Statt einer Zusammenfassung an dieser Stelle der erste Satz des Buches: Letzten Monat ist meine Mutter verstorben. Jan Kuhlbrodt Krüppelpassion, ausgezeichnet mit dem Alfred-Döblin-Preis 2023. Lesen, drüber nachdenken, meint @LiteraTüren.
Vom Gehen als zentraler Bestandteil dieser Welt
Wir gehen und verwenden das Verb gehen wie selbstverständlich. Zum Beispiel mit: Mir geht es gut. Wie wir so viele Dinge als selbstverständlich ansehen, schwadronieren, uns selbst betrügen mit Nichtigkeiten. In Krüppelpassion wird das Gehen zum Synonym für das Nichtmehrgehen einer Lebens-Situation.
Letzten Monat ist meine Mutter verstorben. Schnell erfahren wir, dass der Ich-Erzähler an der gleichen Erkrankung leidet wie die verstorbene Mutter. Er vertieft dies: Wie meine Mutter, so werde ich einmal liegen. Was macht das mit Einem? Ich kann es mir nicht vorstellen, aber ich kann Kuhlbrodt lesen, der es mir erzählt.
Papierwelt
Jan Kuhlbrodt erzählt seine Geschichte. In kurzen Kapiteln, episodenhaft beinahe und nicht chronologisch geordnet. Er erzählt aus Gegenwart und Vergangenheit, aus dem Ausschluss aus der Gesellschaft durch Nicht-Gehen-Können, aus der Jugend in der DDR, der Militärzeit, den ersten Anzeichen der fatalen Krankheit.

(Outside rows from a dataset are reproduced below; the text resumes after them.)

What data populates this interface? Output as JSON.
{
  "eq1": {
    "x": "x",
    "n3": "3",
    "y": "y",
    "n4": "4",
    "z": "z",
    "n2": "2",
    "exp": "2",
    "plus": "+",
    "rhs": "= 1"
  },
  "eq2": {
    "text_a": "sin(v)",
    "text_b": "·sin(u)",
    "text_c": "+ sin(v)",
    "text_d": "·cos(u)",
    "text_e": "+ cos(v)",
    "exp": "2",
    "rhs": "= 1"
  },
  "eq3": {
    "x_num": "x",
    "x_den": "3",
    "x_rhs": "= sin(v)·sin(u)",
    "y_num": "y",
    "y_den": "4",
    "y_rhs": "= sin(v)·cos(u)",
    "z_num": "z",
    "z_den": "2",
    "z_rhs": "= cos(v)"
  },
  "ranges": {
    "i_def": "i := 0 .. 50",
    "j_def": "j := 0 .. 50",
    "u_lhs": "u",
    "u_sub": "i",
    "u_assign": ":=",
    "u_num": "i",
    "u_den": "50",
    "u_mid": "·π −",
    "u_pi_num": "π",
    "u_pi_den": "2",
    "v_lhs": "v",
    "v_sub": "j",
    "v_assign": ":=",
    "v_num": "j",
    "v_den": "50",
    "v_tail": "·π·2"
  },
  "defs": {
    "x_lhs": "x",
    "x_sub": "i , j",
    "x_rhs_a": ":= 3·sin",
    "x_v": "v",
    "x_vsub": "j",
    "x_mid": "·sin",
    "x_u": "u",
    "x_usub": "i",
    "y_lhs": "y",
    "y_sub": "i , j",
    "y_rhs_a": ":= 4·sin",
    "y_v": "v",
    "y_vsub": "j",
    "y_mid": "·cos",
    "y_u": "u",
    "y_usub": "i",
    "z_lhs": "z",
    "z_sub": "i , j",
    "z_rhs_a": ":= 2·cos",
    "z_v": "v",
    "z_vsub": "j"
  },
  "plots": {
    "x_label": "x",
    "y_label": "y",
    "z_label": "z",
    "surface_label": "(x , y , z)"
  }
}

Die Welt wurde mir zu Papier, das, was ich sah und sehe, wird mehr und mehr zu Worten, zu Schrift. Und die Welt verändert sich, ... wenn ich die Krankheit bin, oder die Krankheit ist ich.
Ein lautes, leises Denken
Wer aus der Gesellschaft ausgeschlossen wird, verschwindet. Die Gesellschaft will nichts sehen. Auch wenn sie etwas anderes behauptet und so tut als ob.
Umso wichtiger, dass Autoren wie Kuhlbrodt die Augen der Gesellschaft öffnen. Mit anspruchsvoller Literatur, mit Ehrlichkeit und Authentizität. Mit lauten Gedanken, die uns leiser werden lassen. Aufmerksamer, bewusster, nachdenklicher.